CZI urges govt to stop clampdown on money changers
BUSINESS REPORTER
The Confederation of Zimbabwe Industry (CZI) chief executive Sekai Kuvarika has told parliamentarians that the current clampdown on foreign currency dealers was an act of panic by government, adding, the tendency to use police as substitute for policy will not yield long term benefits.
This follows the arrest and shaming of 65 foreign currency dealers by police on Independence Day as the new Zimbabwe Gold (ZiG) currency showed early signs of fragility on the parallel market.
They are due to appear in court for bail ruling on Wednesday.
Government insists activities of street dealers of foreign currency were causing havoc to the domestic currency, something that has necessitated the police blitz on the traders.

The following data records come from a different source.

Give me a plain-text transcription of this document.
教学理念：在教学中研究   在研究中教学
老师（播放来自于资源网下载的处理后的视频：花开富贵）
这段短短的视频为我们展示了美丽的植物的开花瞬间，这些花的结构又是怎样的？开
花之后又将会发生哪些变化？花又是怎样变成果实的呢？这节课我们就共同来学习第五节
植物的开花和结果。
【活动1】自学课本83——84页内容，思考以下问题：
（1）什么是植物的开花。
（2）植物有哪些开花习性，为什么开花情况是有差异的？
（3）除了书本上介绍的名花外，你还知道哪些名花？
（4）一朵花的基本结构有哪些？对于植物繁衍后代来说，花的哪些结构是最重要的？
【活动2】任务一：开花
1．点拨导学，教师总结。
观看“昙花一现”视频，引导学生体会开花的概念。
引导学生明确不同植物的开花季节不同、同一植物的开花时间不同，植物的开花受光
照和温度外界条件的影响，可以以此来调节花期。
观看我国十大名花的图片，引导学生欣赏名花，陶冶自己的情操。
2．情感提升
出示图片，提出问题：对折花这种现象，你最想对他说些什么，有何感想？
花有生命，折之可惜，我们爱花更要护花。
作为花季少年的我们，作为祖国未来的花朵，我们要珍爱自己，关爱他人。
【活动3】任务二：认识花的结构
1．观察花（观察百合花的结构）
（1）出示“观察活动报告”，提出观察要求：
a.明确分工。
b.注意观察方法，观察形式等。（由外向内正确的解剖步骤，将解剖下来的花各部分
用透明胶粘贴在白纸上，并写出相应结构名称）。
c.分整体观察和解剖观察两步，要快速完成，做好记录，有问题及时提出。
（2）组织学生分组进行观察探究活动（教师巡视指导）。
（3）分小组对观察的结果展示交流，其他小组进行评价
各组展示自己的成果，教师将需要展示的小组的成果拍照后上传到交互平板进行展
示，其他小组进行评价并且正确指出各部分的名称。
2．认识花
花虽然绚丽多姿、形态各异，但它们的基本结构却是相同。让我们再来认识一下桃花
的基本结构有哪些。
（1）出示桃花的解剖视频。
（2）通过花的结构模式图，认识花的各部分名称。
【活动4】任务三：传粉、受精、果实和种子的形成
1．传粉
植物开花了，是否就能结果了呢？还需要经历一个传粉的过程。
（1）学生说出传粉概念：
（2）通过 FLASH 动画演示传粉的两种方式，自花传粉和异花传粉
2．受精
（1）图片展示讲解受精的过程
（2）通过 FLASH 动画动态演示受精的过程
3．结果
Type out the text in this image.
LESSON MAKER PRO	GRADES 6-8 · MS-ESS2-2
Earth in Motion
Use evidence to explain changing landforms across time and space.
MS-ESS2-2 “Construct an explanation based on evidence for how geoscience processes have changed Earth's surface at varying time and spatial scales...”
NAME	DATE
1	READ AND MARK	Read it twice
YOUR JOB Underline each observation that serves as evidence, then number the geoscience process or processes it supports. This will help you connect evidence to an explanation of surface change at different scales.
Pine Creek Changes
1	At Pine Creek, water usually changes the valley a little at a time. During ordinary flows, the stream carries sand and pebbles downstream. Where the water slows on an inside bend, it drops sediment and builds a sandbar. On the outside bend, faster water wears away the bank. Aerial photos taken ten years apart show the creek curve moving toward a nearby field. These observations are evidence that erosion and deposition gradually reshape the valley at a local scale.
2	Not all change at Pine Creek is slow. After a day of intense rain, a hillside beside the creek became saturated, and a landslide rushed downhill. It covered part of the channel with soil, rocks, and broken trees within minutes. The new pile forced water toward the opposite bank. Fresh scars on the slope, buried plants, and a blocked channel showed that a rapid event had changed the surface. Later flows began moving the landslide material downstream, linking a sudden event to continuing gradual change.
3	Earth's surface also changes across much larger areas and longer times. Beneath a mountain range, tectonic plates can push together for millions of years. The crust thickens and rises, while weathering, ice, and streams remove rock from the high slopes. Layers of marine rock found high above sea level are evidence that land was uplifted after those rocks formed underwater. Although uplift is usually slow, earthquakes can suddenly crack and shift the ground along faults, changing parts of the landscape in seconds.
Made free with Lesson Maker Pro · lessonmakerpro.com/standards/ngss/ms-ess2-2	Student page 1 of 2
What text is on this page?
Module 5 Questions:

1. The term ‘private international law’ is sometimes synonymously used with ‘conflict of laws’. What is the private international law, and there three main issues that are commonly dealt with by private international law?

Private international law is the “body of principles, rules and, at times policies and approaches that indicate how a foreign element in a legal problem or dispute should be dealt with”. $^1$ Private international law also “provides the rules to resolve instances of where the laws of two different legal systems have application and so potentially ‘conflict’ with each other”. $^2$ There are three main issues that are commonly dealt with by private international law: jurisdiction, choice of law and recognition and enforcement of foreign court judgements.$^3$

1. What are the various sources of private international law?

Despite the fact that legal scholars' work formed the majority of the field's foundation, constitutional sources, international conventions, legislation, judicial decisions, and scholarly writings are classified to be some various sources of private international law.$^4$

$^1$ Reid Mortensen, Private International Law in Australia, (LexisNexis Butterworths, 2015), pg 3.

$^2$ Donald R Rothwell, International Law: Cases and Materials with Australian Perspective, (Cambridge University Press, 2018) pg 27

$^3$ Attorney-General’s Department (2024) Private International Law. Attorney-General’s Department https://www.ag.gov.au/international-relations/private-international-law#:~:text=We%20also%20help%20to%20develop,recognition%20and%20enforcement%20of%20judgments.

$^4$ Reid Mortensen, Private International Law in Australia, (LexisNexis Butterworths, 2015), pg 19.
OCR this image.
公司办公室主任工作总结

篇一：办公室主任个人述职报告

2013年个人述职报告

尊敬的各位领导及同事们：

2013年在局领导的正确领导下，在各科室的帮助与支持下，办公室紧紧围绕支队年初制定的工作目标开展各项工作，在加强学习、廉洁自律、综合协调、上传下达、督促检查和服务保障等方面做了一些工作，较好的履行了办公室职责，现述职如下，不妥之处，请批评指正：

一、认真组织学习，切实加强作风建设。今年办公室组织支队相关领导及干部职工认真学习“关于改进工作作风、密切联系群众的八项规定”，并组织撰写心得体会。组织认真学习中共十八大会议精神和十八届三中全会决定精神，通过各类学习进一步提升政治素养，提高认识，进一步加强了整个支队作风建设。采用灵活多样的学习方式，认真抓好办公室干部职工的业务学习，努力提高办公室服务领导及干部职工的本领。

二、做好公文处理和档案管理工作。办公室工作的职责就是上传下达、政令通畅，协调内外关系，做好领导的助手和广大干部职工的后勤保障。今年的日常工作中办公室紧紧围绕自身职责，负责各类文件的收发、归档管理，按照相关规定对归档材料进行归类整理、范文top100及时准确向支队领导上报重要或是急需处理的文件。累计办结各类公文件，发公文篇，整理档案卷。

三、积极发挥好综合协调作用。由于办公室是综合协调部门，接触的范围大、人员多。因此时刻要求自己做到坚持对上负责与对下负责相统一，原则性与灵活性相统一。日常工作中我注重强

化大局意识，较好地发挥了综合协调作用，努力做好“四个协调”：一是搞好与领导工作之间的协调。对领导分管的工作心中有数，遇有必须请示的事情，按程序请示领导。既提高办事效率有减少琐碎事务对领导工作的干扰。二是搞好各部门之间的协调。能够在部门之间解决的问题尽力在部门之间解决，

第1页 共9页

Kuvarika told parliament’s joint portfolio committees of finance and industry that the ongoing slide in the value of ZiG on the parallel market would not be solved by arresting street forex dealers.
“We urge authorities not to panic as policy takes effect. The challenge of accompanying the policy with the police is that the police can replace the policy,” she said.
“The market will now work with the police instead of the policy.
“They will work to ensure that the police does not catch them. We definitely do not support that we accompany our policies with the police.”
ZiG was launched early this month by new Reserve Bank of Zimbabwe governor John Mushayavanhu who pegged it at the rate of ZiG13.56 to US$1.
It is now trading at 20ZiG plus, on the parallel market, something that has embarrassed and further exposed government’s patent naivety in dealing with the country’s age-old currency turmoil.
Kuvarika urged policy makers to give the 2024 monetary policy time to work.
“This is policy inception. Let’s give ourselves time, let’s give the market and policy makers time,” she said.
Observers say any new domestic currency in Zimbabwe is doomed, for as long as the street is the only source of foreign currency for an economy which largely depends on imports.